Ounis y Mirinri, no descubriendo a nadie en torno a los dos colosos, se aproximaron rápidamente, mientras el cielo comenzaba a tomar, hacia levante, un ligero tinte rosáceo que indicaba la inminente aparición del sol.
Aquellas dos estatuas, que eran cuatro o cinco veces más altas que un elefante, representaban a dos hombres sentados sobre las rodillas y las constituían dos masas enormes en forma cuadrada sólidamente unidas en sus bases entre sí.
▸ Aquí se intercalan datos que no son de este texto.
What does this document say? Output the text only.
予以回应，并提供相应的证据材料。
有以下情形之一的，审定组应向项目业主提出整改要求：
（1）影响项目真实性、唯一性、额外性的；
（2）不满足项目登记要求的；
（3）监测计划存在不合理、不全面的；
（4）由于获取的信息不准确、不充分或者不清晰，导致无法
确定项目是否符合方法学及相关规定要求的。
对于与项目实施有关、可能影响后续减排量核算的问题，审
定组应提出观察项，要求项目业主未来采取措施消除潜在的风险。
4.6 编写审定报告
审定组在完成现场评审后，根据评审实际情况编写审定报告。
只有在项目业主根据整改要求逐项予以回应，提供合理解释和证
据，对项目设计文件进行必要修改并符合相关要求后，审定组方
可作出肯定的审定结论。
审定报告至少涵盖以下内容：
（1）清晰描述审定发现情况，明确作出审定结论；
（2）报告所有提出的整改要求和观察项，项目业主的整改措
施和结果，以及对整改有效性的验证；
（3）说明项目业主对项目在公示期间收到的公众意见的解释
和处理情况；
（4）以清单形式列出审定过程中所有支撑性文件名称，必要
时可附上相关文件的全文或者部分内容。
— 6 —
En la cabeza lucían una especie de fichu triangular, que les caía a lo largo de la cara, alargándose por encima de la espalda y tenían bajo el mentón aquella extraña barba, formada por una especie de dado, más estrecho por su borde superior y más ancho por abajo, que se observa en todos los antiguos monumentos egipcios. La base, que era de proporciones enormes y tan alta que Mirinri no podía alcanzar, ni siquiera alargando la mano, estaba totalmente cubierta por letras y adornada con ibis, los pájaros sagrados de los egipcios antiguos y emblema de los Faraones de la primera dinastía. En la estatua de la derecha podía distinguirse fácilmente la fisura producida por el temblor del terremoto, alargándose aproximadamente hasta la mitad del vientre.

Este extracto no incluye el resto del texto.